Einen Entzug des Schutztitels gab es allerdings lediglich in 982 Fällen, das sind 1,2 Prozent der untersuchten Schutztitel. Auch in diesen Fällen hätten persönliche Verfehlungen der Migranten den Ausschlag gegeben. Mit dem Wegfall von Schutzgründen wurde in keinem Fall der Entzug begründet. Die Pikanterie daran: Nur noch bei etwa einem Drittel der Iraker, die 2018 nach Deutschland kamen, wurde das Vorliegen von Schutzgründen bejaht. Drei Jahre zuvor waren es noch 89 Prozent.
„Wegfall der Fluchtgründe nicht feststellbar“
Das Gesetz kann im Wege der vorgeschriebenen Überprüfung aus drei möglichen Gründen aufgehoben werden: Zum einen, wenn der Auslöser für die Flucht weggefallen ist – etwa wenn, wie im Irak, der IS mittlerweile besiegt und aus dem Land vertrieben worden ist. Zum anderen, wenn die Prüfung tatsächliche Anhaltspunkte für eine ursprünglich unberechtigte Zuerkennung des Schutztitels ergibt – beispielsweise durch mutwillige Falschangaben mit dem Ziel, sich einen solchen zu verschaffen.
Die dritte Option ist das Begehen von Straftaten oder anderer schwerwiegender Verfehlungen. Zwischen den Zeilen lässt sich der Antwort der Bundesregierung entnehmen, dass das faktisch der einzige Anlass ist für die Behörden, überhaupt ein Aufhebungsverfahren einzuleiten. Die „Welt“ zitiert die Antwort der Bundesregierung, wonach „Aufhebungsverfahren in der Regel nur eingeleitet werden, wenn in der Person des Ausländers liegende Gründe vorliegen (beispielsweise Straftaten, Heimreisen, Täuschungen über die Staatsangehörigkeit)“.
Eine herkunftslandbezogene Sachlagenänderung könne hingegen „im Rahmen der Regelüberprüfung in der weit überwiegenden Anzahl der Herkunftsländer nicht festgestellt werden“. Dies bedeutet, dass man sich vonseiten des BAMF in den meisten Fällen gar nicht in der Lage sieht, zu beurteilen, ob Fluchtgründe wie Verfolgung oder Krieg noch gegeben sind.
Auch nach Widerruf kommt es nicht immer zur Abschiebung
Exakt dies hatte jedoch die Kanzlerin mehrfach unterstrichen.
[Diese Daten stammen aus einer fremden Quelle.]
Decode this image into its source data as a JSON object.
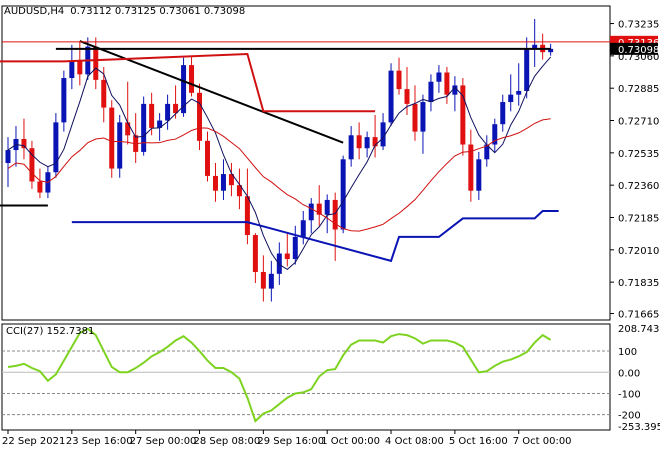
{
  "header": {
    "symbol_tf": "AUDUSD,H4",
    "ohlc": "0.73112 0.73125 0.73061 0.73098"
  },
  "indicator_header": "CCI(27) 152.7381",
  "colors": {
    "bull": "#0a14b4",
    "bear": "#e01010",
    "ma_fast": "#101060",
    "ma_slow": "#d01010",
    "trendline": "#000000",
    "resistance": "#d01010",
    "support": "#0a14b4",
    "cci": "#7ed321",
    "price_tag_current": "#000000",
    "price_tag_ask": "#e01010"
  },
  "chart_data": [
    {
      "type": "candlestick",
      "title": "AUDUSD,H4",
      "price_axis_ticks": [
        0.73235,
        0.7306,
        0.72885,
        0.7271,
        0.72535,
        0.7236,
        0.72185,
        0.7201,
        0.71835,
        0.71665
      ],
      "ylim": [
        0.7163,
        0.7333
      ],
      "current_price": 0.73098,
      "ask_price": 0.73136,
      "time_labels": [
        "22 Sep 2021",
        "23 Sep 16:00",
        "27 Sep 00:00",
        "28 Sep 08:00",
        "29 Sep 16:00",
        "1 Oct 00:00",
        "4 Oct 08:00",
        "5 Oct 16:00",
        "7 Oct 00:00"
      ],
      "time_label_bars": [
        0,
        8,
        16,
        24,
        32,
        40,
        48,
        56,
        64
      ],
      "candles": [
        [
          0.7248,
          0.7262,
          0.7235,
          0.7255
        ],
        [
          0.7255,
          0.7268,
          0.7246,
          0.7261
        ],
        [
          0.7261,
          0.7272,
          0.725,
          0.7256
        ],
        [
          0.7256,
          0.726,
          0.7234,
          0.7238
        ],
        [
          0.7238,
          0.7245,
          0.7229,
          0.7232
        ],
        [
          0.7232,
          0.7246,
          0.7229,
          0.7243
        ],
        [
          0.7243,
          0.7275,
          0.724,
          0.727
        ],
        [
          0.727,
          0.7298,
          0.7265,
          0.7294
        ],
        [
          0.7294,
          0.7312,
          0.7288,
          0.7303
        ],
        [
          0.7303,
          0.7314,
          0.729,
          0.7296
        ],
        [
          0.7296,
          0.7316,
          0.7293,
          0.7311
        ],
        [
          0.7311,
          0.7316,
          0.7288,
          0.7293
        ],
        [
          0.7293,
          0.73,
          0.727,
          0.7278
        ],
        [
          0.7278,
          0.7282,
          0.724,
          0.7245
        ],
        [
          0.7245,
          0.7274,
          0.724,
          0.727
        ],
        [
          0.727,
          0.7292,
          0.7258,
          0.7263
        ],
        [
          0.7263,
          0.7275,
          0.7248,
          0.7254
        ],
        [
          0.7254,
          0.7284,
          0.7252,
          0.728
        ],
        [
          0.728,
          0.7286,
          0.7263,
          0.7267
        ],
        [
          0.7267,
          0.7275,
          0.726,
          0.7271
        ],
        [
          0.7271,
          0.7285,
          0.7266,
          0.728
        ],
        [
          0.728,
          0.729,
          0.7272,
          0.7275
        ],
        [
          0.7275,
          0.7305,
          0.7273,
          0.7301
        ],
        [
          0.7301,
          0.7306,
          0.7284,
          0.7286
        ],
        [
          0.7286,
          0.7291,
          0.7255,
          0.726
        ],
        [
          0.726,
          0.7265,
          0.7238,
          0.7241
        ],
        [
          0.7241,
          0.7248,
          0.7227,
          0.7233
        ],
        [
          0.7233,
          0.725,
          0.7228,
          0.7242
        ],
        [
          0.7242,
          0.7248,
          0.723,
          0.7236
        ],
        [
          0.7236,
          0.7245,
          0.7223,
          0.723
        ],
        [
          0.723,
          0.7245,
          0.7204,
          0.7209
        ],
        [
          0.7209,
          0.721,
          0.7183,
          0.7189
        ],
        [
          0.7189,
          0.7198,
          0.7173,
          0.718
        ],
        [
          0.718,
          0.7195,
          0.7173,
          0.7188
        ],
        [
          0.7188,
          0.7205,
          0.7182,
          0.7199
        ],
        [
          0.7199,
          0.721,
          0.7192,
          0.7196
        ],
        [
          0.7196,
          0.7214,
          0.7193,
          0.7208
        ],
        [
          0.7208,
          0.7222,
          0.7204,
          0.7217
        ],
        [
          0.7217,
          0.7229,
          0.721,
          0.7226
        ],
        [
          0.7226,
          0.7236,
          0.7214,
          0.722
        ],
        [
          0.722,
          0.7231,
          0.721,
          0.7228
        ],
        [
          0.7228,
          0.7232,
          0.7195,
          0.7212
        ],
        [
          0.7212,
          0.7252,
          0.721,
          0.725
        ],
        [
          0.725,
          0.7268,
          0.7246,
          0.7263
        ],
        [
          0.7263,
          0.727,
          0.725,
          0.7256
        ],
        [
          0.7256,
          0.7265,
          0.7251,
          0.7262
        ],
        [
          0.7262,
          0.7274,
          0.7251,
          0.7257
        ],
        [
          0.7257,
          0.7275,
          0.7255,
          0.727
        ],
        [
          0.727,
          0.7302,
          0.7268,
          0.7298
        ],
        [
          0.7298,
          0.7305,
          0.7285,
          0.7288
        ],
        [
          0.7288,
          0.73,
          0.7274,
          0.728
        ],
        [
          0.728,
          0.729,
          0.726,
          0.7265
        ],
        [
          0.7265,
          0.7285,
          0.7253,
          0.7281
        ],
        [
          0.7281,
          0.7296,
          0.7276,
          0.7292
        ],
        [
          0.7292,
          0.7301,
          0.7286,
          0.7297
        ],
        [
          0.7297,
          0.73,
          0.728,
          0.7285
        ],
        [
          0.7285,
          0.7295,
          0.7276,
          0.729
        ],
        [
          0.729,
          0.7294,
          0.7252,
          0.7258
        ],
        [
          0.7258,
          0.7266,
          0.7227,
          0.7233
        ],
        [
          0.7233,
          0.7254,
          0.7228,
          0.725
        ],
        [
          0.725,
          0.7263,
          0.7246,
          0.7258
        ],
        [
          0.7258,
          0.7272,
          0.7254,
          0.7269
        ],
        [
          0.7269,
          0.7285,
          0.7265,
          0.7281
        ],
        [
          0.7281,
          0.7296,
          0.7276,
          0.7285
        ],
        [
          0.7285,
          0.7302,
          0.7279,
          0.7287
        ],
        [
          0.7287,
          0.7316,
          0.7283,
          0.731
        ],
        [
          0.731,
          0.7326,
          0.73,
          0.7312
        ],
        [
          0.7312,
          0.7318,
          0.7304,
          0.7308
        ],
        [
          0.7308,
          0.73125,
          0.73061,
          0.73098
        ]
      ],
      "moving_averages": [
        {
          "period": 5,
          "role": "fast"
        },
        {
          "period": 20,
          "role": "slow"
        }
      ],
      "annotations": [
        {
          "type": "trendline",
          "from": {
            "bar": 9,
            "price": 0.7314
          },
          "to": {
            "bar": 42,
            "price": 0.7259
          }
        },
        {
          "type": "horizontal",
          "price": 0.73098,
          "from_bar": 6,
          "to_bar": 68
        },
        {
          "type": "step_line",
          "role": "resistance",
          "points": [
            {
              "bar": -1,
              "price": 0.7303
            },
            {
              "bar": 7,
              "price": 0.7303
            },
            {
              "bar": 30,
              "price": 0.7307
            },
            {
              "bar": 32,
              "price": 0.7276
            },
            {
              "bar": 46,
              "price": 0.7276
            }
          ]
        },
        {
          "type": "step_line",
          "role": "support",
          "points": [
            {
              "bar": 8,
              "price": 0.7216
            },
            {
              "bar": 30,
              "price": 0.7216
            },
            {
              "bar": 48,
              "price": 0.7195
            },
            {
              "bar": 49,
              "price": 0.7208
            },
            {
              "bar": 54,
              "price": 0.7208
            },
            {
              "bar": 57,
              "price": 0.7218
            },
            {
              "bar": 66,
              "price": 0.7218
            },
            {
              "bar": 67,
              "price": 0.7222
            },
            {
              "bar": 69,
              "price": 0.7222
            }
          ]
        },
        {
          "type": "horizontal",
          "price": 0.7225,
          "from_bar": -1,
          "to_bar": 5
        }
      ]
    },
    {
      "type": "line",
      "title": "CCI(27) 152.7381",
      "value_axis_labels": [
        "208.7433",
        "100",
        "0.00",
        "-100",
        "-200",
        "-253.3952"
      ],
      "ylim": [
        -253.3952,
        208.7433
      ],
      "reference_levels": [
        100,
        0,
        -100,
        -200
      ],
      "series": [
        {
          "name": "CCI(27)",
          "values": [
            25,
            30,
            40,
            20,
            5,
            -40,
            -10,
            55,
            120,
            185,
            205,
            175,
            100,
            25,
            0,
            0,
            20,
            45,
            75,
            95,
            120,
            150,
            170,
            140,
            100,
            55,
            20,
            20,
            0,
            -30,
            -120,
            -230,
            -195,
            -180,
            -150,
            -120,
            -100,
            -95,
            -80,
            -20,
            10,
            15,
            80,
            130,
            150,
            150,
            150,
            140,
            170,
            180,
            175,
            160,
            135,
            150,
            150,
            150,
            140,
            120,
            60,
            0,
            5,
            30,
            50,
            60,
            75,
            95,
            140,
            175,
            152.7381
          ]
        }
      ]
    }
  ]
}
Darauf nimmt auch die migrationspolitische Sprecherin der FDP-Bundestagsfraktion, Linda Teuteberg, in einem Statement gegenüber der „Welt“ Bezug, die sie wie folgt zitiert:
„Dass bei Widerrufsverfahren derzeit 450 Mitarbeiter beim BAMF anscheinend nur prüfen, ob jemand eine Straftat begangen hat, und dann einen Haken an den Vorgang machen, ist nicht sinnvoll. Natürlich muss die Bedrohungslage vor Ort berücksichtigt werden, wenn der Erwartung auch der Bundeskanzlerin entsprochen werden soll, dass zum Beispiel Flüchtlinge aus dem Irak in ihre Heimat zurückkehren, wenn der IS besiegt ist und die Lage sich verbessert hat.“
Von einer Versagung oder Aberkennung eines Schutztitels bis hin zu einer tatsächlichen Abschiebung ist es dann im Übrigen noch ein weiterer längerer Weg, der ebenfalls nicht immer im Herkunftsland des Betreffenden endet.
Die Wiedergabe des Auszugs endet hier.